Кент шагал по главной улице поселка. Улица долгая – уже с километр тянется, но все еще нет ей конца, все еще по обеим ее сторонам полуразвалившиеся домишки. Уже не видно четырехметрового забора, даже вышек не видно. Что ж, прощайте! Он не испытывал особого удовольствия от их вида – есть зрелища более радостные!.. Конечно, разумом можно понять, что если человечеству нужны законы и правосудие и что справедливость и безопасность предпочтительнее анархии, без этих вышек, пожалуй, пока не обойтись, как врачу не обойтись без инструментов, причиняющих больному боль ради его же выздоровления…
Кент решил извлечь максимальную выгоду из установившейся погоды, то есть постараться идти как можно дольше, возможно, и до города добраться. Подойдя к последним угрюмым домам поселка, он увидел ручеек, а на его берегу – баню. Около бани… курицу!
О господи! Это была самая что ни на есть натуральная курица – белая, средней упитанности. Она разгребала землю, выискивая червей, и сама с собой тихо разговаривала. Сооружение почти у самого ручейка – маленькое, черненькое, с круглой трубой, – конечно же, могло быть только баней. При приближении Кента курица опасливо удалялась, но не слишком быстро. Удивительная вещь жизнь! Вчера он о курице и мечтать не мог, сегодня она – реальная еда. Но откуда она здесь? Видя, что курица ведет себя спокойно, он присел на бревно, чтобы сообразить: наяву это или он жертва галлюцинации.
«Цып-цып», – сказал он в раздумье и повторил: «Цып-цып»…
Что это означает на курином языке, ему было неизвестно, но все знают, что к этим пернатым обращаются именно так. Однако курица, недоверчиво вытянув шею, покосилась на него и сказала в ответ лишь: «ко-ко-ко».
Звучало как вопрос, вроде – что тебе надо?

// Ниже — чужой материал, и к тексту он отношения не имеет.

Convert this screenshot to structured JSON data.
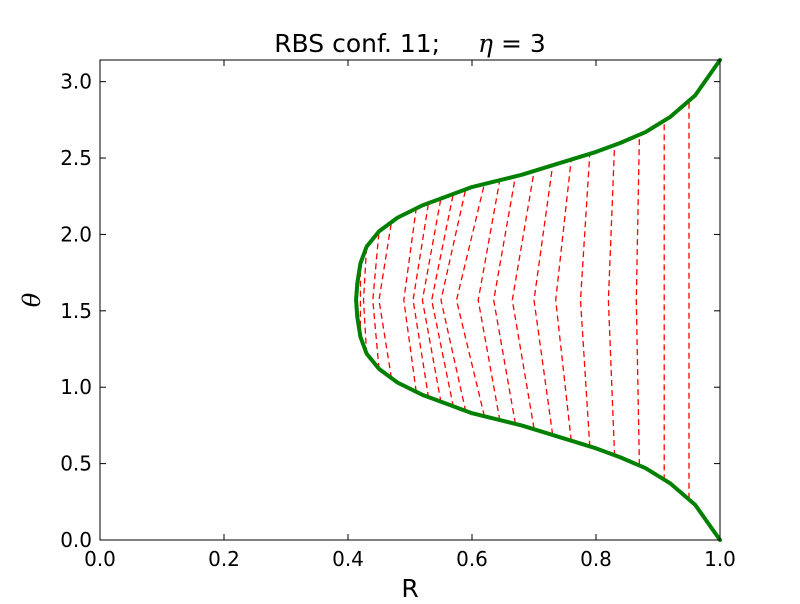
{
  "chart_data": {
    "type": "line",
    "title": {
      "prefix": "RBS conf. 11;",
      "param_symbol": "η",
      "param_suffix": " = 3"
    },
    "xlabel": "R",
    "ylabel": "θ",
    "xlim": [
      0.0,
      1.0
    ],
    "ylim": [
      0.0,
      3.14159
    ],
    "xticks": [
      "0.0",
      "0.2",
      "0.4",
      "0.6",
      "0.8",
      "1.0"
    ],
    "yticks": [
      "0.0",
      "0.5",
      "1.0",
      "1.5",
      "2.0",
      "2.5",
      "3.0"
    ],
    "grid": false,
    "boundary_line": {
      "color": "#008000",
      "style": "solid",
      "points": [
        [
          1.0,
          0.0
        ],
        [
          0.96,
          0.23
        ],
        [
          0.92,
          0.37
        ],
        [
          0.88,
          0.47
        ],
        [
          0.84,
          0.54
        ],
        [
          0.8,
          0.6
        ],
        [
          0.76,
          0.65
        ],
        [
          0.72,
          0.7
        ],
        [
          0.68,
          0.75
        ],
        [
          0.64,
          0.79
        ],
        [
          0.6,
          0.83
        ],
        [
          0.56,
          0.89
        ],
        [
          0.52,
          0.95
        ],
        [
          0.48,
          1.03
        ],
        [
          0.45,
          1.12
        ],
        [
          0.43,
          1.22
        ],
        [
          0.42,
          1.33
        ],
        [
          0.415,
          1.46
        ],
        [
          0.413,
          1.5708
        ],
        [
          0.415,
          1.68
        ],
        [
          0.42,
          1.81
        ],
        [
          0.43,
          1.92
        ],
        [
          0.45,
          2.02
        ],
        [
          0.48,
          2.11
        ],
        [
          0.52,
          2.19
        ],
        [
          0.56,
          2.25
        ],
        [
          0.6,
          2.31
        ],
        [
          0.64,
          2.35
        ],
        [
          0.68,
          2.39
        ],
        [
          0.72,
          2.44
        ],
        [
          0.76,
          2.49
        ],
        [
          0.8,
          2.54
        ],
        [
          0.84,
          2.6
        ],
        [
          0.88,
          2.67
        ],
        [
          0.92,
          2.77
        ],
        [
          0.96,
          2.91
        ],
        [
          1.0,
          3.14159
        ]
      ]
    },
    "dashed_curves": {
      "color": "#ff0000",
      "style": "dashed",
      "series": [
        {
          "points": [
            [
              0.42,
              1.33
            ],
            [
              0.42,
              1.57
            ],
            [
              0.42,
              1.81
            ]
          ]
        },
        {
          "points": [
            [
              0.43,
              1.22
            ],
            [
              0.425,
              1.57
            ],
            [
              0.43,
              1.92
            ]
          ]
        },
        {
          "points": [
            [
              0.45,
              1.12
            ],
            [
              0.44,
              1.57
            ],
            [
              0.45,
              2.02
            ]
          ]
        },
        {
          "points": [
            [
              0.47,
              1.06
            ],
            [
              0.45,
              1.57
            ],
            [
              0.47,
              2.08
            ]
          ]
        },
        {
          "points": [
            [
              0.51,
              0.97
            ],
            [
              0.49,
              1.57
            ],
            [
              0.51,
              2.17
            ]
          ]
        },
        {
          "points": [
            [
              0.53,
              0.93
            ],
            [
              0.505,
              1.57
            ],
            [
              0.53,
              2.21
            ]
          ]
        },
        {
          "points": [
            [
              0.55,
              0.9
            ],
            [
              0.52,
              1.57
            ],
            [
              0.55,
              2.24
            ]
          ]
        },
        {
          "points": [
            [
              0.57,
              0.87
            ],
            [
              0.535,
              1.57
            ],
            [
              0.57,
              2.27
            ]
          ]
        },
        {
          "points": [
            [
              0.59,
              0.84
            ],
            [
              0.55,
              1.57
            ],
            [
              0.59,
              2.3
            ]
          ]
        },
        {
          "points": [
            [
              0.62,
              0.81
            ],
            [
              0.575,
              1.57
            ],
            [
              0.62,
              2.33
            ]
          ]
        },
        {
          "points": [
            [
              0.645,
              0.78
            ],
            [
              0.61,
              1.57
            ],
            [
              0.645,
              2.36
            ]
          ]
        },
        {
          "points": [
            [
              0.67,
              0.76
            ],
            [
              0.635,
              1.57
            ],
            [
              0.67,
              2.38
            ]
          ]
        },
        {
          "points": [
            [
              0.7,
              0.73
            ],
            [
              0.665,
              1.57
            ],
            [
              0.7,
              2.41
            ]
          ]
        },
        {
          "points": [
            [
              0.73,
              0.69
            ],
            [
              0.7,
              1.57
            ],
            [
              0.73,
              2.45
            ]
          ]
        },
        {
          "points": [
            [
              0.76,
              0.65
            ],
            [
              0.735,
              1.57
            ],
            [
              0.76,
              2.49
            ]
          ]
        },
        {
          "points": [
            [
              0.79,
              0.61
            ],
            [
              0.775,
              1.57
            ],
            [
              0.79,
              2.53
            ]
          ]
        },
        {
          "points": [
            [
              0.83,
              0.55
            ],
            [
              0.82,
              1.57
            ],
            [
              0.83,
              2.59
            ]
          ]
        },
        {
          "points": [
            [
              0.87,
              0.49
            ],
            [
              0.865,
              1.57
            ],
            [
              0.87,
              2.65
            ]
          ]
        },
        {
          "points": [
            [
              0.91,
              0.39
            ],
            [
              0.91,
              1.57
            ],
            [
              0.91,
              2.75
            ]
          ]
        },
        {
          "points": [
            [
              0.95,
              0.27
            ],
            [
              0.95,
              1.57
            ],
            [
              0.95,
              2.87
            ]
          ]
        }
      ]
    }
  }
}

Но могло означать и какое-нибудь предложение из трех слов… Понять это было невозможно – здесь его знания куриного языка кончались.
Кент, обеспокоенный появлением курицы, осторожно обошел близстоявшие домишки, затем осмотрел и дома, расположенные подальше. Признаков жизни он нигде не обнаружил. Боясь потерять курицу, вернулся к баньке. Курица оказалась на месте. Кент всячески приманивал курицу, звал, просил, умолял – ничто, увы, не помогало.
Он открыл дверь в баню – в так называемый предбанник, – грязная лавка, печь. Если, подумал он, начну ловить эту дурочку на улице, она убежит. Курица подошла к открытой двери предбанника и встала боком, чуть наклонив голову, время от времени произнося все то же: «ко-ко-ко», как будто этим и исчерпывался ее лексикон.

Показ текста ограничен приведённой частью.